Alléger les primes par un financement uniforme

FMH
Édition
2017/11
DOI:
https://doi.org/10.4414/bms.2017.05471
Bull Med Suisses. 2017;98(11):329

Affiliations
Dr méd., président de la FMH

Publié le 15.03.2017

La hausse des primes d’assurance-maladie est un sujet récurrent. Le besoin d’agir dans ce domaine, dont prend conscience le monde politique, prend cependant une nouvelle ampleur comme le montrent les motions déposées récemment au Parlement sur les tarifs étatiques et le budget global.1 Ces délibérations menées avec sérieux portant sur le rationnement dans les soins ambulatoires suscitent avant tout l’incompréhension en raison de leur impact négatif sur la prise en charge des patients et l’évolution des coûts. L’inactivité des politiques, qui reportent d’année en année la recherche de solutions pour le principal obstacle au gain d’efficience, à savoir la différence de financement entre prestations ambulatoires et hospitalières, provoque l’agacement. Voici quelques faits importants qui donnent à réfléchir:
Les primes des caisses-maladie ne reflètent pas les coûts de la santé: chaque année, on nous dit que les dépenses de santé augmentent et que, par conséquent, les primes doivent aussi augmenter, mais des détails essentiels sont passés sous silence. En effet, seuls 37%2 des coûts de la santé sont ­financés par les primes. Alors que les coûts ont augmenté de 72% depuis 1996, les primes ont progressé de 107%3; soit nettement plus. Comment est-ce possible?
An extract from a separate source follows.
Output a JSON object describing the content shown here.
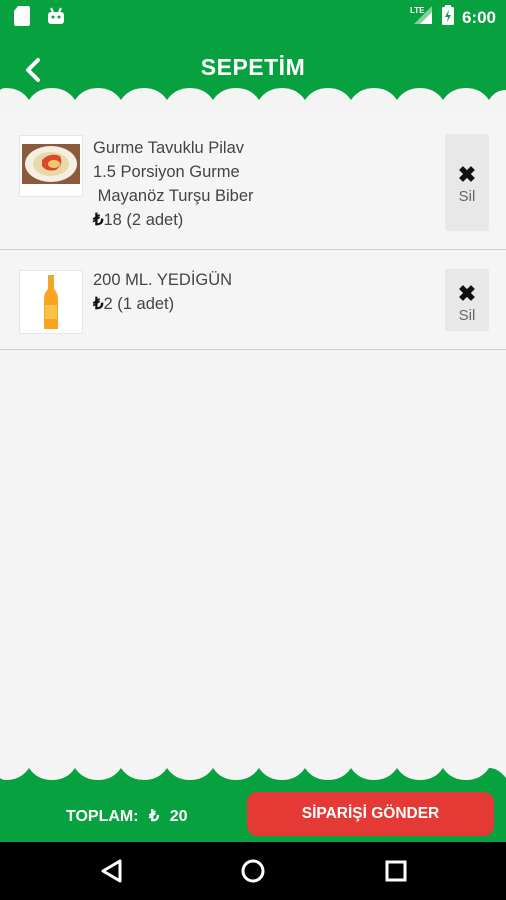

Les économies par la mise en place de «l’ambulatoire avant l’hospitalier» entraînent de fait des hausses de primes: les traitements ambulatoires sont totalement à la charge des primes, à l’inverse des traitements hospitaliers financés majoritairement par les impôts. Ces subventions fiscales disparaissent lorsque les traitements hospitaliers peuvent, grâce aux progrès de la médecine, être fournis en ambulatoire. Par conséquent, les primes augmentent même si le coût des traitements a été réduit, et la part de dépenses de santé financée par les primes individuelles des caisses-maladie s’accroît.
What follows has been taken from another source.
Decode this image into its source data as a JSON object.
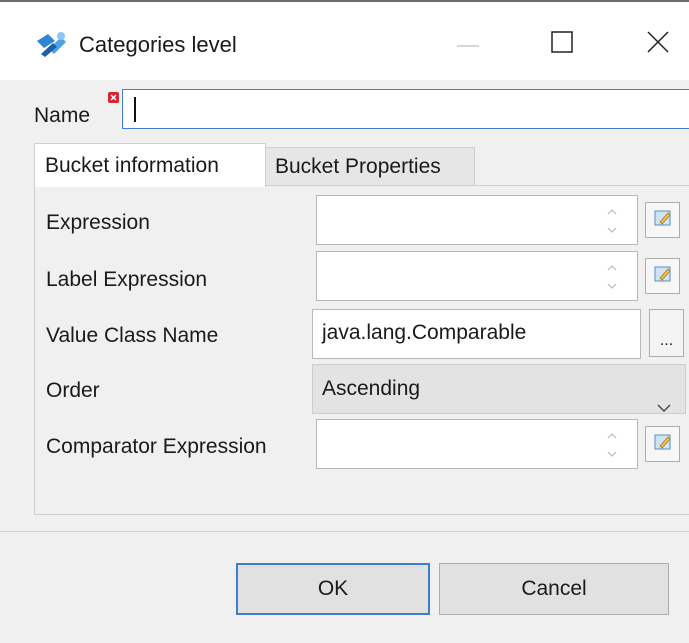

Le secteur ambulatoire n’est pas source mais amortisseur de coûts: les soins ambulatoires sont peu onéreux. Qui veut freiner la hausse des coûts de la santé doit développer les soins ambulatoires et non les limiter. Une analyse de PwC Suisse4 a récemment montré que les possibilités non utilisées de traitements ambulatoires représentent un potentiel d’économie annuel d’un milliard de francs. Cela prouve de manière nette qu’il n’est pas rare que la hausse des coûts du secteur ambulatoire soit opposée injustement à des économies proportionnellement plus importantes réalisées à d’autres endroits.
Les incitatifs erronés de notre système de financement ne permettent pas de faire fructifier les potentiels d’économies: une assurance-maladie qui miserait systématiquement sur «l’ambulatoire avant l’hospitalier», en vérifiant attentivement les garanties de prise en charge des traitements hospitaliers, permettrait aux cantons d’économiser beaucoup d’argent, mais devrait financer seule la hausse de traitements ambulatoires qui en résulterait. Elle devrait par conséquent augmenter les primes et verrait ainsi ses assurés partir à la concurrence. Aujourd’hui, il n’est pas possible de répercuter sur les assurés les économies liées à une réduction des traitements hospitaliers.
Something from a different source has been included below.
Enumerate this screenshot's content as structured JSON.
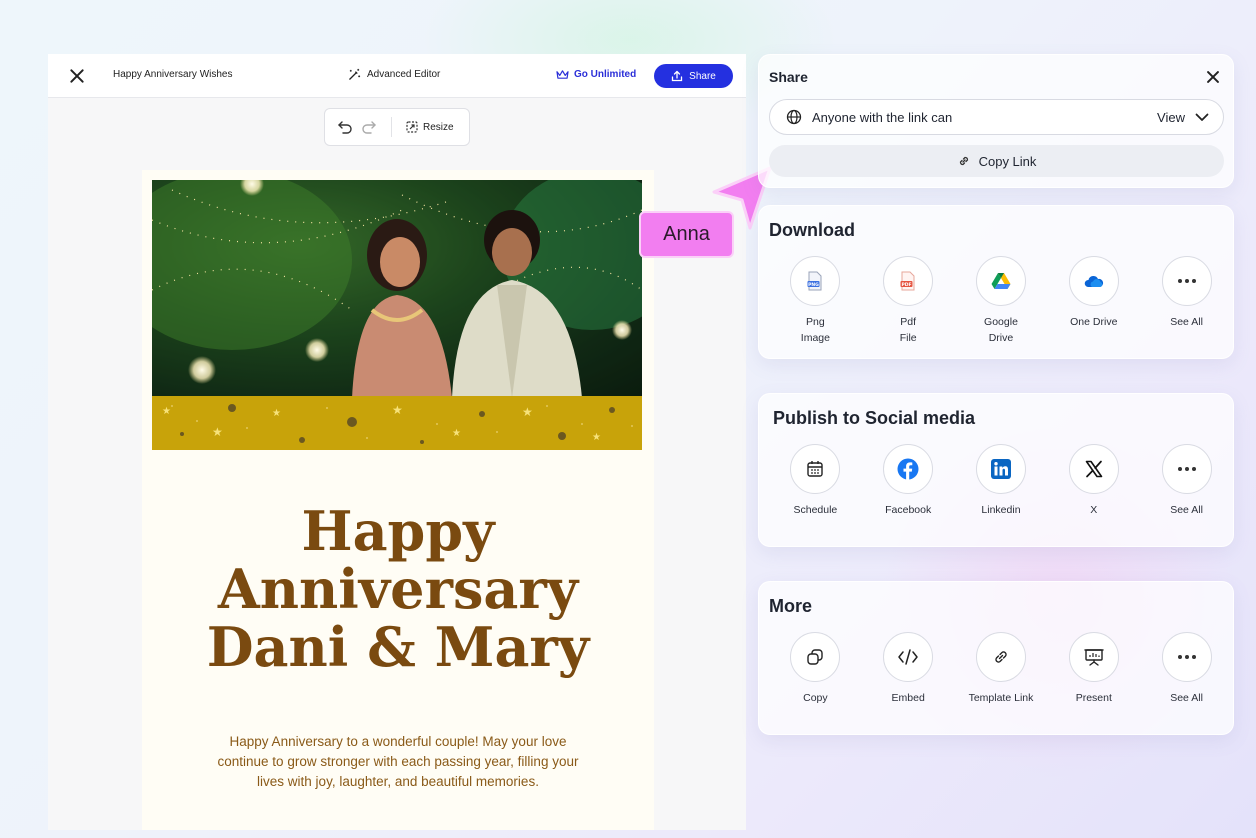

Dans notre système de santé, les potentiels d’économies ne sont pas exploités, parce que les avantages ne reviennent pas à celui qui investit, et même les efforts pour un gain d’efficacité se traduisent par de nets inconvénients. En revanche, un financement uniforme des prestations ambulatoires et hospitalières mettrait la priorité sur l’intérêt commun, celui d’atteindre des coûts globaux les plus faibles possible. La transition serait facile si une part constante du financement cantonal venait alimenter une instance commune. La compétence cantonale en matière de soins serait maintenue. Avant de parler de tarifs étatiques, budgets globaux et rationnement, il s’agirait d’exploiter enfin ce potentiel d’économie, qui allégerait les primes sans limiter les prises en charge.